Centre for Water Science and Management is protecting our invaluable resource

Protecting surface and groundwater from mining activities is crucial to safeguard ecosystems, public health and sustainable water resources. That is why the Centre for Water Science and Management (CWSM) at the North-West University (NWU) and its specialised team of researchers are doing invaluable work in protecting an indispensable resource.

The CWSM is focused on contract research, mostly in the mining industry, with their largest completed mining-related project being the modelling of the entire East Rand basin.

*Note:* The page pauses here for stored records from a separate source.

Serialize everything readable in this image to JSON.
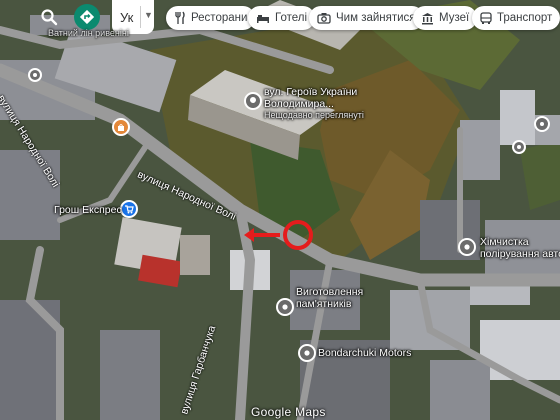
{
  "toolbar": {
    "language": "Ук",
    "chips": [
      {
        "label": "Ресторани",
        "icon": "fork-knife-icon"
      },
      {
        "label": "Готелі",
        "icon": "bed-icon"
      },
      {
        "label": "Чим зайнятися",
        "icon": "camera-icon"
      },
      {
        "label": "Музеї",
        "icon": "museum-icon"
      },
      {
        "label": "Транспорт",
        "icon": "bus-icon"
      }
    ]
  },
  "places": {
    "landmark_line1": "вул. Героїв України",
    "landmark_line2": "Володимира...",
    "landmark_note": "Нещодавно переглянуті",
    "cash_point": "Грош Експрес",
    "dry_cleaning_line1": "Хімчистка",
    "dry_cleaning_line2": "полірування авто",
    "monument_line1": "Виготовлення",
    "monument_line2": "пам'ятників",
    "motors": "Bondarchuki Motors",
    "top_partial": "Ватний лін ривеніні"
  },
  "roads": {
    "narodnoi_voli_main": "вулиця Народної Волі",
    "narodnoi_voli_left": "вулиця Народної Волі",
    "garbanchuka": "вулиця Гарбанчука"
  },
  "logo": "Google Maps",
  "colors": {
    "road": "#9a9a9a",
    "pin_green": "#2e7d5b",
    "pin_orange": "#e3883a",
    "pin_blue": "#1a73e8",
    "pin_grey": "#6b6b6b",
    "marker_red": "#e51c1c"
  }
}
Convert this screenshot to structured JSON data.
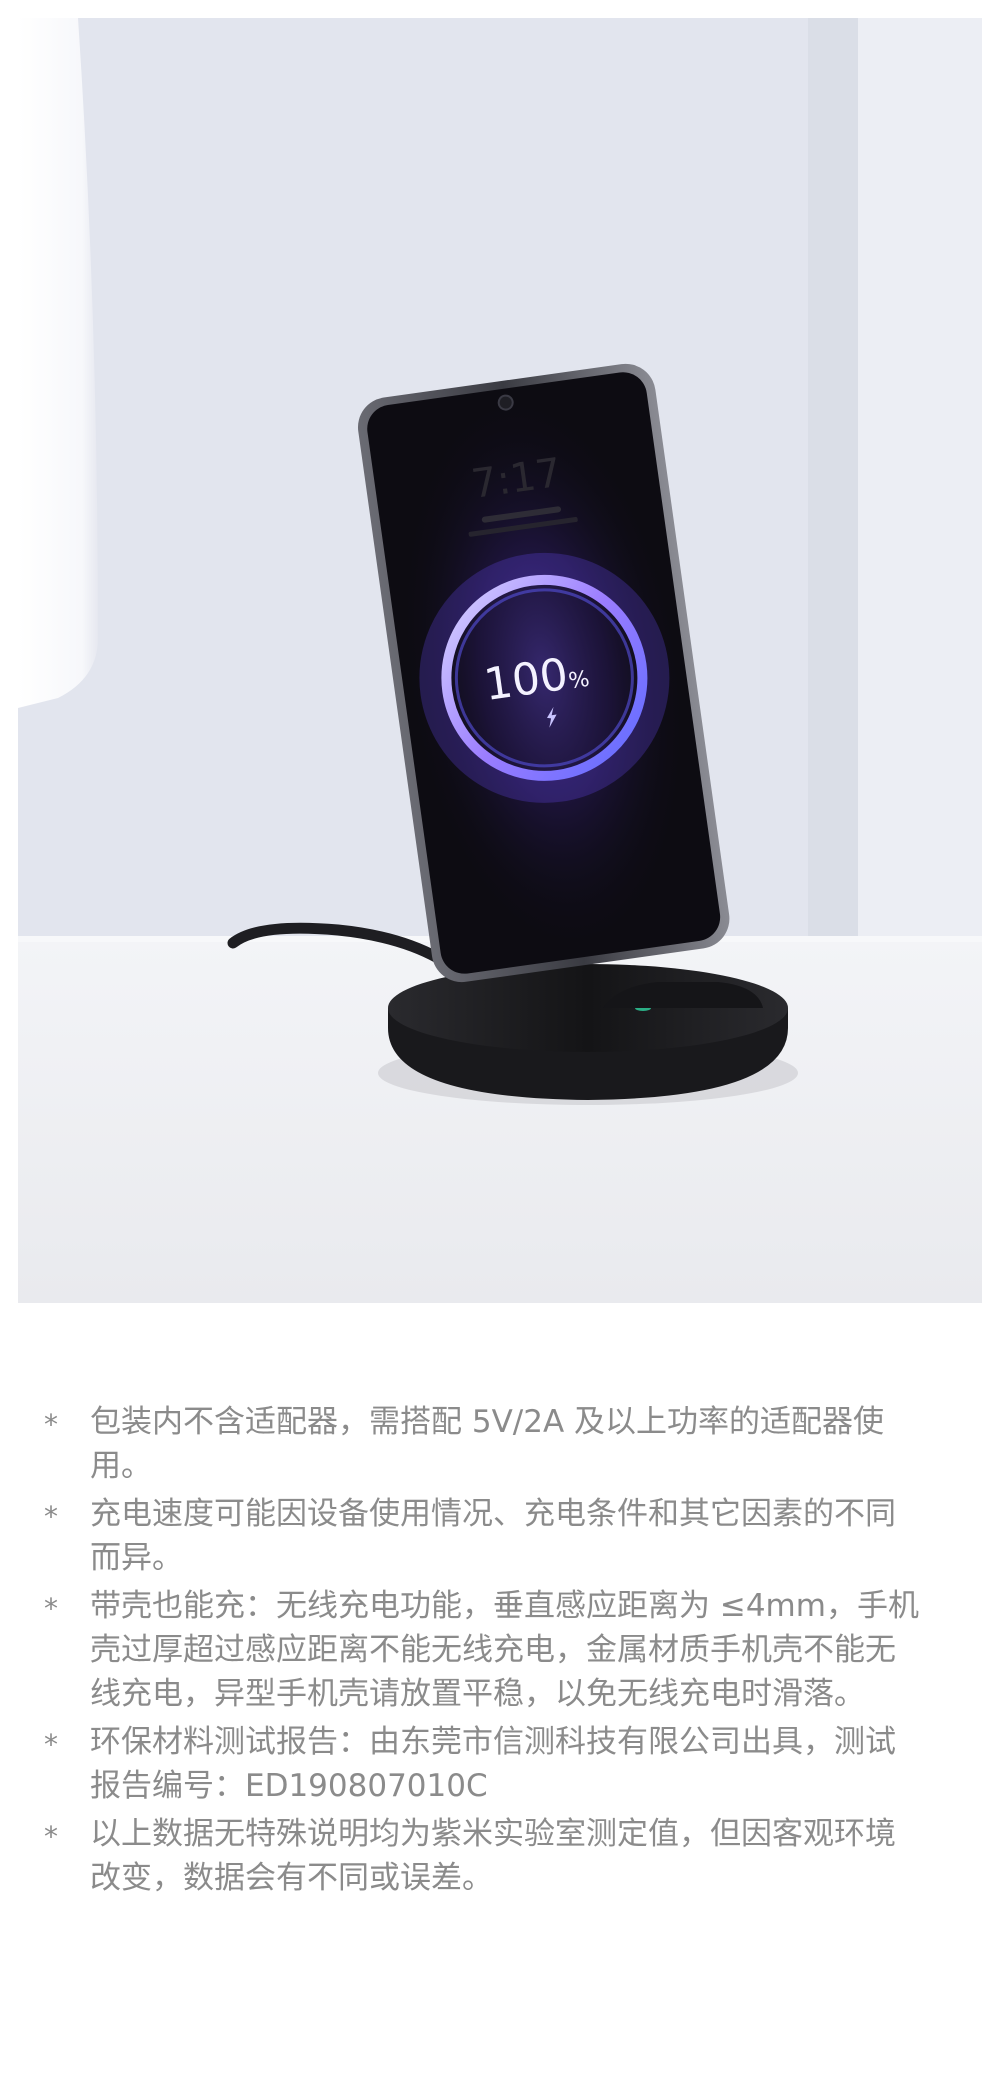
{
  "hero": {
    "image_alt": "Wireless charging stand with phone",
    "screen_time": "7:17",
    "charge_value": "100",
    "charge_unit": "%"
  },
  "notes": [
    {
      "bullet": "*",
      "text": "包装内不含适配器，需搭配 5V/2A 及以上功率的适配器使用。"
    },
    {
      "bullet": "*",
      "text": "充电速度可能因设备使用情况、充电条件和其它因素的不同而异。"
    },
    {
      "bullet": "*",
      "text": "带壳也能充：无线充电功能，垂直感应距离为 ≤4mm，手机壳过厚超过感应距离不能无线充电，金属材质手机壳不能无线充电，异型手机壳请放置平稳，以免无线充电时滑落。"
    },
    {
      "bullet": "*",
      "text": "环保材料测试报告：由东莞市信测科技有限公司出具，测试报告编号：ED190807010C"
    },
    {
      "bullet": "*",
      "text": "以上数据无特殊说明均为紫米实验室测定值，但因客观环境改变，数据会有不同或误差。"
    }
  ],
  "colors": {
    "background": "#ffffff",
    "note_text": "#8b8b8b",
    "wall": "#e2e5ee",
    "ring_accent": "#8a7cff",
    "stand": "#1b1b1e"
  }
}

This was done in conjunction with the German company DMT.

“Our purpose is to answer questions like: ‘What are the expected dewatering volumes associated with a new or existing mine?’, and ‘When the mining operation ceases, what is the expected decant volume, as well as the expected water quality?’ In-house model development and software development also feature within the CWSM, and include all the software versions of the Groundwater Resource Directed Measures (GRDM) and the maintenance of a software package called Aquiworx, which supports the monitoring of surface and groundwater sites,” explains Dr. Rainier Dennis, a senior lecturer affiliated with the CWSM.

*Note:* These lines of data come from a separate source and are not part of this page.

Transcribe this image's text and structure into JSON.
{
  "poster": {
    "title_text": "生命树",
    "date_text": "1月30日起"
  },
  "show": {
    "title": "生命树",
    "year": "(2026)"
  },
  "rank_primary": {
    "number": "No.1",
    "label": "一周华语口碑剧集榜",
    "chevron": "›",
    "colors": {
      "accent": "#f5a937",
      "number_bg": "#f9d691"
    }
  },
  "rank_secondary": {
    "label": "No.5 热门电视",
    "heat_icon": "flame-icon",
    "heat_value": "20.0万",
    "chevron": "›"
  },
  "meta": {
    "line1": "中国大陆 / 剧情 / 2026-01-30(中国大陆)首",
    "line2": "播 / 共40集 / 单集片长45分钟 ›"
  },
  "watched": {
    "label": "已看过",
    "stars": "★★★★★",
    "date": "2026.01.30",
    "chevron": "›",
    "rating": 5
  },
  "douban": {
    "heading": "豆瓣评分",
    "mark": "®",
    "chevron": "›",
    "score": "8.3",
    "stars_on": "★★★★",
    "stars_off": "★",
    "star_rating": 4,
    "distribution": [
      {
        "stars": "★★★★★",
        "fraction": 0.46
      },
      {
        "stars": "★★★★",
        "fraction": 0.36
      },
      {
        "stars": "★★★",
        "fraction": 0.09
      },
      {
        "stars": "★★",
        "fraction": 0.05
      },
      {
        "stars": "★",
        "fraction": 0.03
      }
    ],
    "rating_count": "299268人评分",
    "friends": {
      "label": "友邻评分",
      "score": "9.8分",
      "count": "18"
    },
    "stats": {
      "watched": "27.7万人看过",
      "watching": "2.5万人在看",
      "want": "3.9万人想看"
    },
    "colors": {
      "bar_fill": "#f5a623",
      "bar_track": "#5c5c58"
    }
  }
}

The NWU is committed to helping achieve the United Nations’ Sustainable Development Goals (SDGs). Here the CWSM plays an integral role, especially considering SDG 6 (Clean Water and Sanitation), as well as SDG 15 (Life on Land). Together, these SDGs entail ensuring sustainable water management as well as the protection, restoration and promotion of the sustainable uses of ecosystems and biodiversity.

“The modelling of mine-related impacts on both surface and groundwater is our main focus. We also have a strong focus on producing functional students, and actual consulting work in our industry is discussed and the methods are taught in our courses. Every year, people from the industry are invited to assess the honours-degree student projects and many of our students are employed once they complete their studies,” says Dennis.

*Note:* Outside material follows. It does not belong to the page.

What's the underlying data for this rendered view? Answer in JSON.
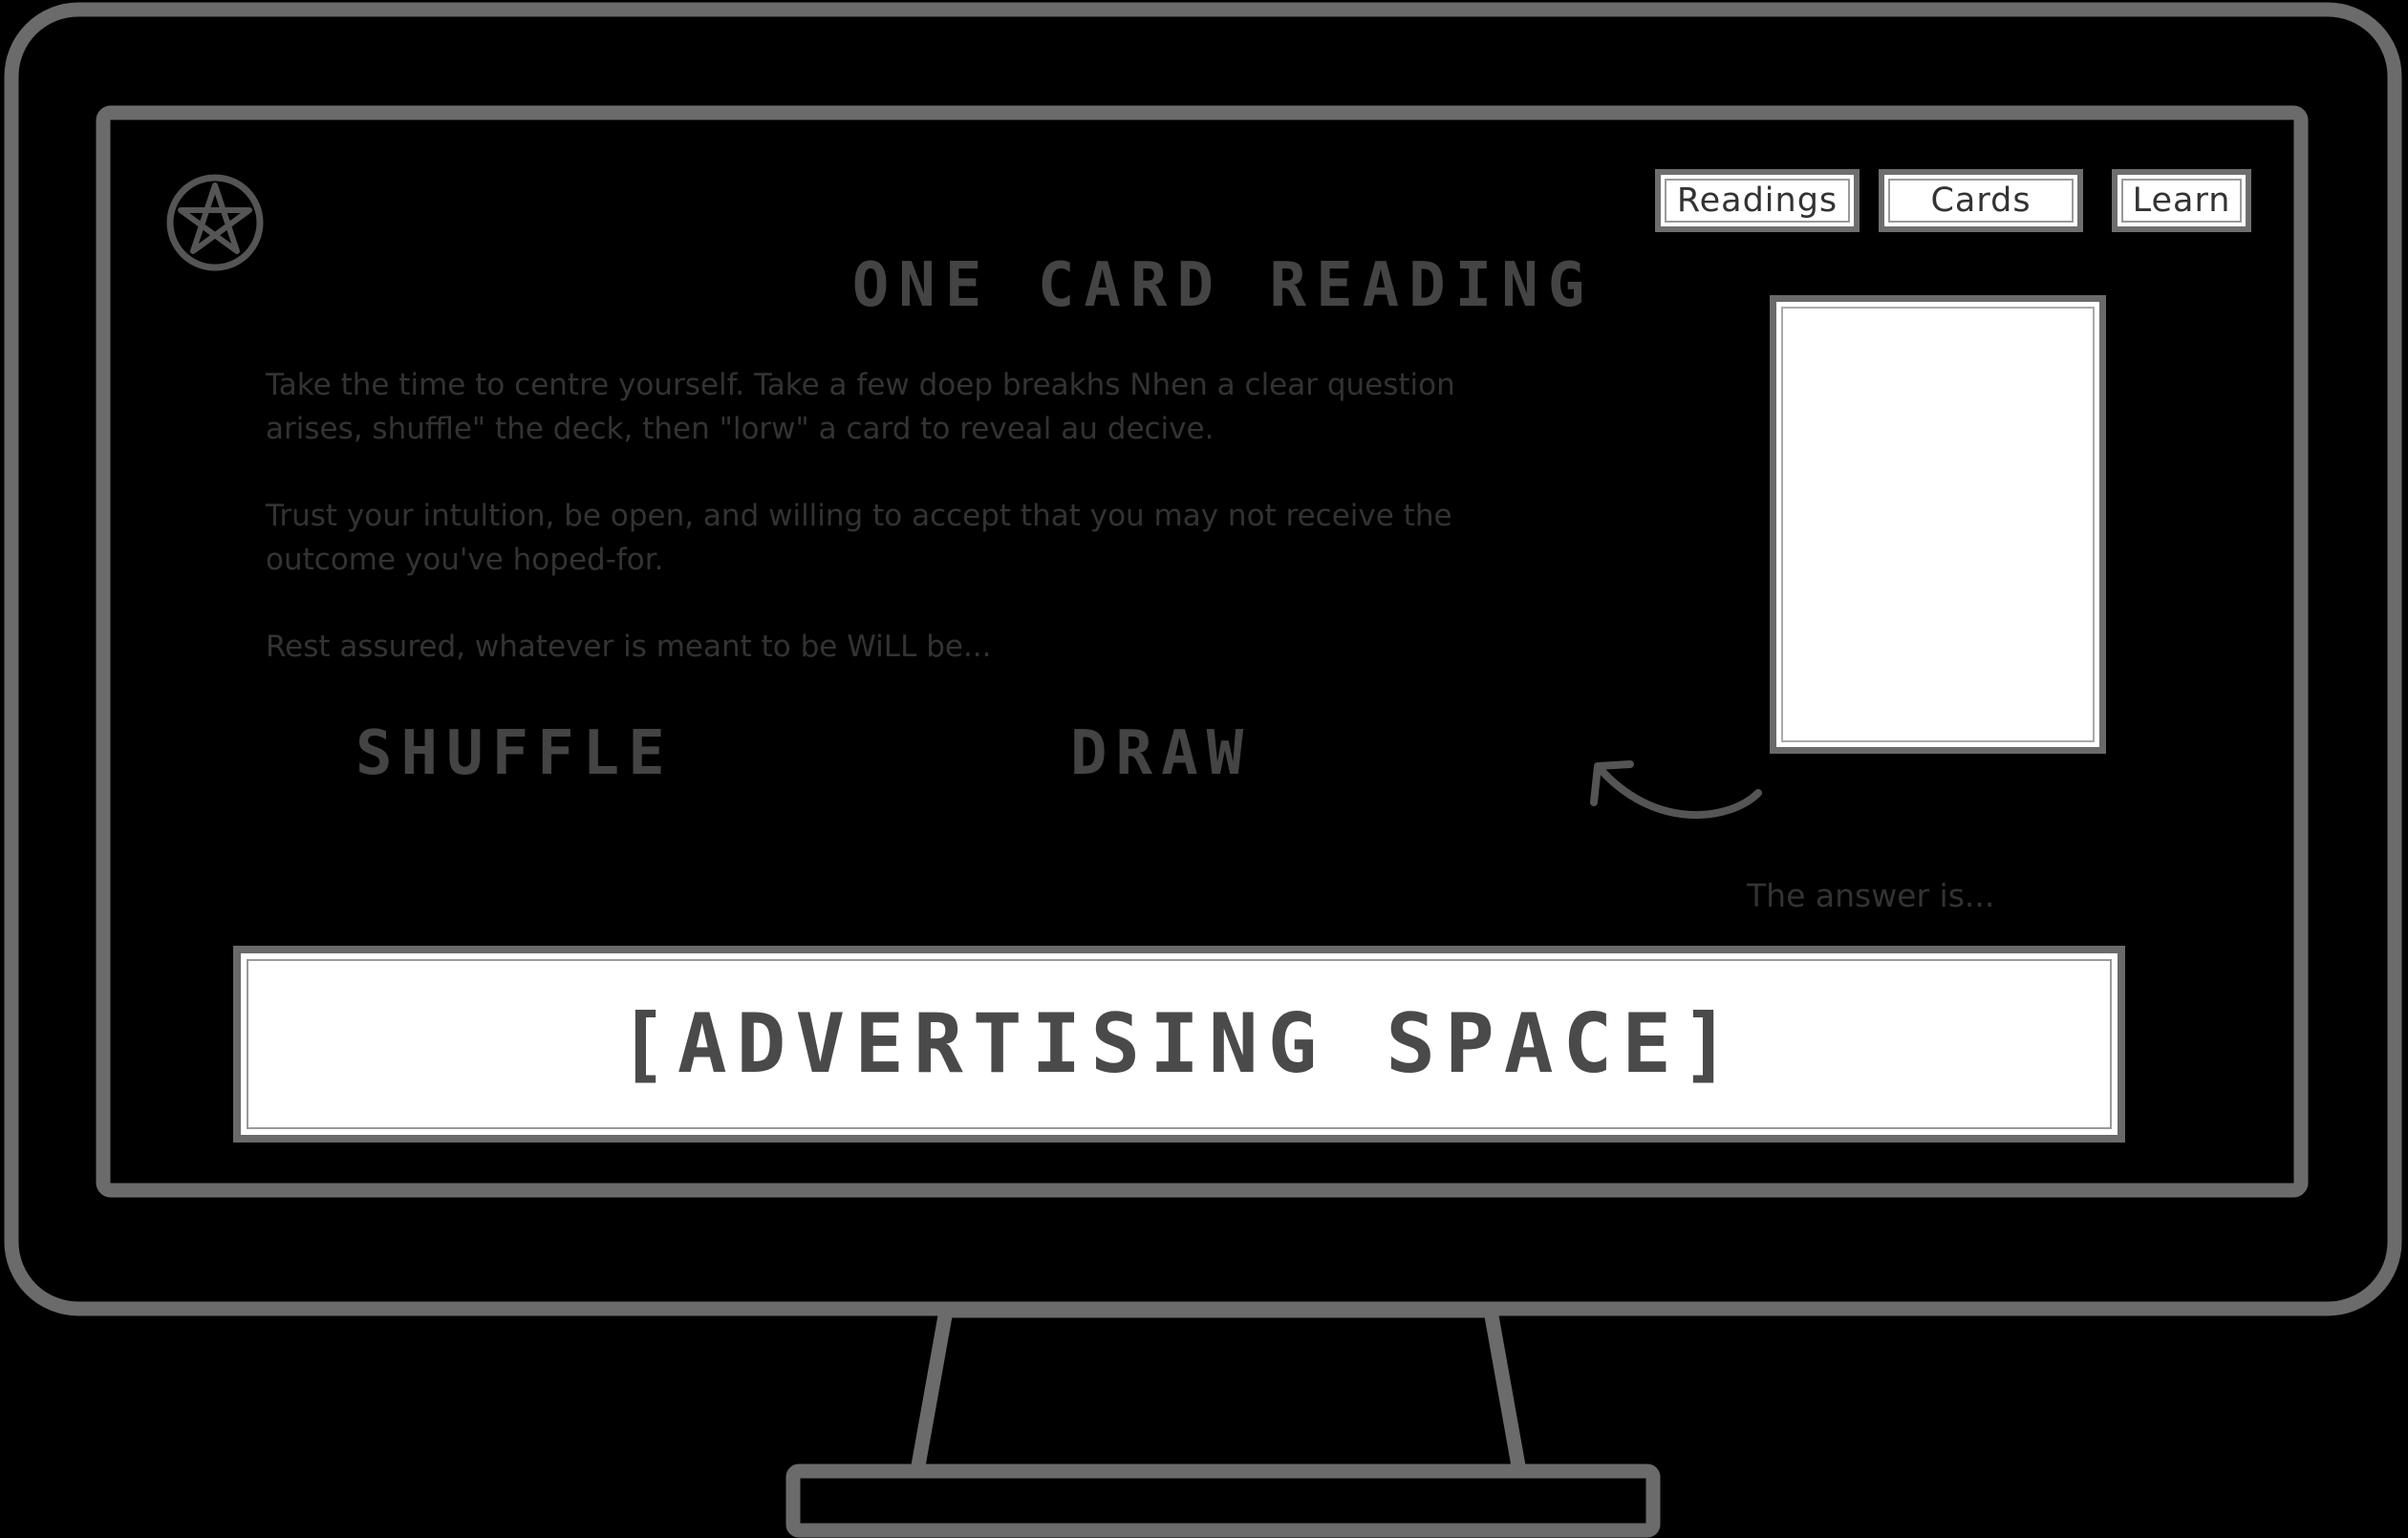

South Africa faces a number of pressing water-related issues, and delivering expertise that can tackle these problems is of paramount importance.

“Mining-related impacts include giants such as Eskom and Sasol, as they are reliant on mines. The impact they and others have on our rivers is very evident. Then there is poor service delivery from municipalities, and inadequate infrastructure that cannot supply effective water treatment. More than 60% of people in South Africa, especially in rural areas, are reliant on groundwater and we need to protect that water. Wellfields that are developed are not managed properly and this leads to their failure. There is also the question of the future impact of climate change on our water resources to consider.”

According to Dennis, one of the focus areas of the CWSM is to determine the impact of mining on the environment. This is done by looking at the best ways to model and predict these impacts: “The sustainability of our groundwater supply features in most of the models we develop, and currently this is the topic of one of our MSc students’ research. Some of the software developed, like the GRDM, has tools built in to specifically assist in managing wellfields. Unfortunately, if these tools are not used by the people managing the wellfields, water supply can fail, as we see very often.”

A lack of service delivery in critical areas and an absence of accountability are just some of the obstacles inhibiting effective water management in the country, but this will not deter the CWSM or the NWU from continuing to produce impactful research that matters.